Afastei-me do rapaz tão logo que meu cérebro captou que a minha irmã estava caída em algum lugar. Encontrei a Summer deitada em cima de um sofá pequeno ao lado da mesa de bebidas, a seu lado estava Ninna, que também parecia estar dormindo. Olhei ao redor e não encontrei nenhuma das pessoas que estavam no grupo no começo da festa. Praguejei para Chris e o traidor do Justin mentalmente algumas vezes, e me aproximei delas. Assim que tentei acordar a Summer, Chris surgiu atrás de mim com uma garrafa de água, fazendo com que Summer tomasse um gole.
– Meu cabelo deve estar horrível... E eu perdi horas no salão – Ninna choramingava.
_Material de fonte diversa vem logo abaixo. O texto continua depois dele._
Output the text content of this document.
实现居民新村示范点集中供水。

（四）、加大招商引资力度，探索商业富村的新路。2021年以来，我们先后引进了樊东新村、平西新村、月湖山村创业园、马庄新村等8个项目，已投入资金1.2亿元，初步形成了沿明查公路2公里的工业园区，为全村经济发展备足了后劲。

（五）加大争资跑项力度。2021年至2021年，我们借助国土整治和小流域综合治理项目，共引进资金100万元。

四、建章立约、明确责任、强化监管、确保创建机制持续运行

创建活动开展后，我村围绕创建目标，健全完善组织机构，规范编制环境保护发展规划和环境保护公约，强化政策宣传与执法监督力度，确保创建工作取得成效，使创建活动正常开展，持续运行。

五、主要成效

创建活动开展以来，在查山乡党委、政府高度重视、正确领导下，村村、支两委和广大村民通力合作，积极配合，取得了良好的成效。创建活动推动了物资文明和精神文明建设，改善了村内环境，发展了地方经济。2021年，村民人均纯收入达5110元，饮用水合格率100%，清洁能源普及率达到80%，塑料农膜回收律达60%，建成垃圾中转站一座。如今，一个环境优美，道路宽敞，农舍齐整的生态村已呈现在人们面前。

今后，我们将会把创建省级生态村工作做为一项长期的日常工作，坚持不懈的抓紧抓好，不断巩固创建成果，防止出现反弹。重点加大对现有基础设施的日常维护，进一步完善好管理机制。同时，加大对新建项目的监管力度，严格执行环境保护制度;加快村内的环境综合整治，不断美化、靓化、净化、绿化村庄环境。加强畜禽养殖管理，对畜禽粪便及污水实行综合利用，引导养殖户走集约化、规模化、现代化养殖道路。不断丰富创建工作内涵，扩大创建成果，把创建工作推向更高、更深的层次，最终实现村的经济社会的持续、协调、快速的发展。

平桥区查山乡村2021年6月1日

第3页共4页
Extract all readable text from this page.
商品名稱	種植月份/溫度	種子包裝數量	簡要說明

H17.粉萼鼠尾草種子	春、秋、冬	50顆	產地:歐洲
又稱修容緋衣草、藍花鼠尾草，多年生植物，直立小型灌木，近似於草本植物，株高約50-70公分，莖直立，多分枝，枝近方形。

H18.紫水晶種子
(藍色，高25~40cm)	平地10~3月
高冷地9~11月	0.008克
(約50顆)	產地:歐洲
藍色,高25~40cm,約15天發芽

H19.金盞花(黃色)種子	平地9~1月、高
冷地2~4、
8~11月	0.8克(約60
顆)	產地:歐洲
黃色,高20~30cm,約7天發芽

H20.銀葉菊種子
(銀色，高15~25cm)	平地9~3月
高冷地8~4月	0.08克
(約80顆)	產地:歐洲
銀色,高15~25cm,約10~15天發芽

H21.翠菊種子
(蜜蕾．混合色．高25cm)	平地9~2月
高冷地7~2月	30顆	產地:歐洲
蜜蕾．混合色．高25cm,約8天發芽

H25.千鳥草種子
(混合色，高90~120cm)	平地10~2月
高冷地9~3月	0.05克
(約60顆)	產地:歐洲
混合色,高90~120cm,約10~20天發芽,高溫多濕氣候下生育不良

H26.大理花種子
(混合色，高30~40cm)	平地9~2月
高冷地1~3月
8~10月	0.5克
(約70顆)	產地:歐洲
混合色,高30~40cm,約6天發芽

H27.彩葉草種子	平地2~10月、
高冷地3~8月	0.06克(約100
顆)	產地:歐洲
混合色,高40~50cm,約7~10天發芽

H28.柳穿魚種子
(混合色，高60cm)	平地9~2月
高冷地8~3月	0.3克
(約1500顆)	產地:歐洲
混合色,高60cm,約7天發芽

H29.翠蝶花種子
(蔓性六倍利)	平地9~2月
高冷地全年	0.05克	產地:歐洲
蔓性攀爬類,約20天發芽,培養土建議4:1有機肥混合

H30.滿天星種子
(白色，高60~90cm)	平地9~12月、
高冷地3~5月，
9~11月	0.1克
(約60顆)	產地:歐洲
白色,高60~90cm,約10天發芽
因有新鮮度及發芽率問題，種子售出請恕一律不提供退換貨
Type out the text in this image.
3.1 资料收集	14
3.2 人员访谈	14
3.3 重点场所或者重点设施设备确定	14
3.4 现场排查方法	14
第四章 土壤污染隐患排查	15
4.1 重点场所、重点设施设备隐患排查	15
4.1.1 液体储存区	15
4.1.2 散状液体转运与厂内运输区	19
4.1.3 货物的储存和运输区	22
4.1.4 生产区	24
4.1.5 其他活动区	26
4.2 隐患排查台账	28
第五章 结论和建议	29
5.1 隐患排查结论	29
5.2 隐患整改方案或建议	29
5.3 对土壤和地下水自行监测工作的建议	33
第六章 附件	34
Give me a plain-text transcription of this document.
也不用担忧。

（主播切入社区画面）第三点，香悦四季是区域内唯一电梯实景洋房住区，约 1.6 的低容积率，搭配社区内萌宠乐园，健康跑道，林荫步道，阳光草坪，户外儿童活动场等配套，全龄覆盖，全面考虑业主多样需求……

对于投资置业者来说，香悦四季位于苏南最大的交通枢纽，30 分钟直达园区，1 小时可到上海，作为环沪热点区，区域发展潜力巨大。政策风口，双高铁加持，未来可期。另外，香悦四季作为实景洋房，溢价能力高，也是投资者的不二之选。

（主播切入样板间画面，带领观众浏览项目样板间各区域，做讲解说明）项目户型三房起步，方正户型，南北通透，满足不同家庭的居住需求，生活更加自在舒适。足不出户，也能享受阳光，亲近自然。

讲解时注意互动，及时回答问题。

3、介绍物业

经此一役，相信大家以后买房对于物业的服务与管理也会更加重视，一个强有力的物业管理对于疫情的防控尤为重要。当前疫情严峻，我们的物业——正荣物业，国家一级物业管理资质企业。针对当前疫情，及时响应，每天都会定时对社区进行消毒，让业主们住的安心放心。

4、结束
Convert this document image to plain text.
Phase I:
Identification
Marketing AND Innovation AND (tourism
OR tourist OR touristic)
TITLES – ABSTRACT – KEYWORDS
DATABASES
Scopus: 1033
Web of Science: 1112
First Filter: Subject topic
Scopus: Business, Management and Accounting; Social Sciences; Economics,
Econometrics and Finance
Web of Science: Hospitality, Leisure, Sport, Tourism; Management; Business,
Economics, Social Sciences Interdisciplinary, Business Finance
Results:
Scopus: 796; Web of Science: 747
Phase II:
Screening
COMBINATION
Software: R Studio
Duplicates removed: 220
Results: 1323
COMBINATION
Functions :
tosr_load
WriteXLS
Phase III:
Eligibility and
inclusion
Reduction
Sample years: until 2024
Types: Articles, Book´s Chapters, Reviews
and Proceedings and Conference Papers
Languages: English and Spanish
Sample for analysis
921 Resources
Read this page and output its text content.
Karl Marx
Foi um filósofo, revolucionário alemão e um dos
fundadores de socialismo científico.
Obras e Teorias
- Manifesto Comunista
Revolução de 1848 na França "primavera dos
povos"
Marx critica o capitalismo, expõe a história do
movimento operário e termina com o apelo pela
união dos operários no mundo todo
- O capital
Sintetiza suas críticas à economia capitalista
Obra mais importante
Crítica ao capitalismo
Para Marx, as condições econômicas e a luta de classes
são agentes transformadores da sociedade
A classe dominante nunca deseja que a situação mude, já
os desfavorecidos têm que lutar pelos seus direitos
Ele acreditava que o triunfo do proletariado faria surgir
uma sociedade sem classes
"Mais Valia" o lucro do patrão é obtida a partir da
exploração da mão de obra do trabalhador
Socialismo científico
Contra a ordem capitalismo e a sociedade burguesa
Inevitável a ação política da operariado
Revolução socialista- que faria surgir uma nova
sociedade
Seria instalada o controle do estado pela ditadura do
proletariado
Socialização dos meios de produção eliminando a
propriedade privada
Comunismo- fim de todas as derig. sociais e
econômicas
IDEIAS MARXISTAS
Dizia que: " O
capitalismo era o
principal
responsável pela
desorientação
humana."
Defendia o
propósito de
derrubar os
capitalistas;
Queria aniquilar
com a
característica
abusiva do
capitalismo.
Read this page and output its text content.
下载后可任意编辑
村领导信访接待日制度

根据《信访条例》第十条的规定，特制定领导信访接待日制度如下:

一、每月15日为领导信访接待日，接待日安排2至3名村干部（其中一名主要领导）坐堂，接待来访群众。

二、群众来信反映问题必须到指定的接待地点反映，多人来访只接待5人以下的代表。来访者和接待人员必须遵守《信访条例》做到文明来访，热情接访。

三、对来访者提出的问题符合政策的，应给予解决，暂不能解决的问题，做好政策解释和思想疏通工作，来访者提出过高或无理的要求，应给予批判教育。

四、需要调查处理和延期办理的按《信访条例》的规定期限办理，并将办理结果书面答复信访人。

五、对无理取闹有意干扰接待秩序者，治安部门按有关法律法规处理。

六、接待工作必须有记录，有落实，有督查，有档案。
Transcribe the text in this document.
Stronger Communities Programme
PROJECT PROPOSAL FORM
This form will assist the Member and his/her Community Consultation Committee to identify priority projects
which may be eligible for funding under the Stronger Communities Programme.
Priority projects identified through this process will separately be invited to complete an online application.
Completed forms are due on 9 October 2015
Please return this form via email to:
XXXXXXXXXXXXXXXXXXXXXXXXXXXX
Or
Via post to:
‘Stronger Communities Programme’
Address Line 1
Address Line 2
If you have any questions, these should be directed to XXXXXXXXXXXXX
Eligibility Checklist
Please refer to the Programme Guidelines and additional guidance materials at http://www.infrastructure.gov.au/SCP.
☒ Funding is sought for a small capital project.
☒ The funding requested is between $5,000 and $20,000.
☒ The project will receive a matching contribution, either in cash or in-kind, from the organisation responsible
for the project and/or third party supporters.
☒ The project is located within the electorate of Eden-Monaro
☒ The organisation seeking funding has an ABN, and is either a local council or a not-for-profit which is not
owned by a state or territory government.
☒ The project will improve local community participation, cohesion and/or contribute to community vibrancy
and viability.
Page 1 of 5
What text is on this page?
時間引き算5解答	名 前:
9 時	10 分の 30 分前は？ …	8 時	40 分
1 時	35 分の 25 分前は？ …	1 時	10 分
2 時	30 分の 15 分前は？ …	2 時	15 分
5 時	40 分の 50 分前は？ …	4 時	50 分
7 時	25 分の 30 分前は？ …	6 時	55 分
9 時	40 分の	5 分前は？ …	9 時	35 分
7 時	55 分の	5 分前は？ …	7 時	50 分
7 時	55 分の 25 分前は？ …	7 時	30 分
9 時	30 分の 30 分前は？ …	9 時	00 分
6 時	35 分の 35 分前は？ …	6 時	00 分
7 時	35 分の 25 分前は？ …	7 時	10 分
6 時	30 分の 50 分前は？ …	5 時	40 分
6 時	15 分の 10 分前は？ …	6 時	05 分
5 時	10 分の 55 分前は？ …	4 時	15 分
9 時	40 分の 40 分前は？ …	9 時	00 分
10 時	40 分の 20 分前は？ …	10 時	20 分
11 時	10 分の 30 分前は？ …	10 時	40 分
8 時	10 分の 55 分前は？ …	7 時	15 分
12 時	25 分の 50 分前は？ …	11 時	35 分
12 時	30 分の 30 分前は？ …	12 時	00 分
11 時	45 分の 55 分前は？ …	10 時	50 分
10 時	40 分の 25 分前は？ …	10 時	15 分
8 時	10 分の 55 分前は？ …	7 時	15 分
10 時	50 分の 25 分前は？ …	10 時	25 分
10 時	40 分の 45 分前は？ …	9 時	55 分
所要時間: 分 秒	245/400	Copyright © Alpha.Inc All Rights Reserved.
– Precisamos ir embora – Falei para Chris.
– Temos que esperar o Justin... Ele sempre some!
– Eu acho que o vi mais cedo, posso chama-lo – respondi.
Notei uma traço de surpresa no rosto de Chris, mas logo desapareceu.
– Certo. Só precisamos levá-las para algum outro lugar – Chris acrescentou.
Eu assenti assim que vi várias pessoas sentando no sofá. As pessoas estavam tão mal que seriam capazes de sentar sobre as duas e nem perceberiam.
Chris colocou a Summ nos braços e eu tentava dar apoio para Ninna. Chris cambaleou algumas vezes e eu cerrei os dentes para não gritar, estava com muito medo de que ele caísse e a derrubasse – seria um estrago completo. Logo que percorreu o corredor, Chris abriu uma porta e a empurrou com a perna.
Tinha uma cama de casal. Ele, gentilmente, deitou Summer e me ajudou a deitar Ninna; em seguida, ele também se deitou.
Sentei-me na pontinha da cama para pensar na melhor forma de chamar o Justin. (1) Se eu bater na porta, ele não ouvirá por causa do barulho. (2) Se eu invadir o banheiro, ele me matará. Ri com o pensamento e com a situação em que eu tinha me colocado.
Enquanto queimava neurônios decidindo o que faria, prestei atenção no quarto. Havia um piano e um violão encostado na parede, alguns pôsteres de bandas e alguns livros na prateleira. Aproximei-me do piano e ativei a lanterna do meu celular, apoiando-a de uma forma que eu conseguisse observar o teclado.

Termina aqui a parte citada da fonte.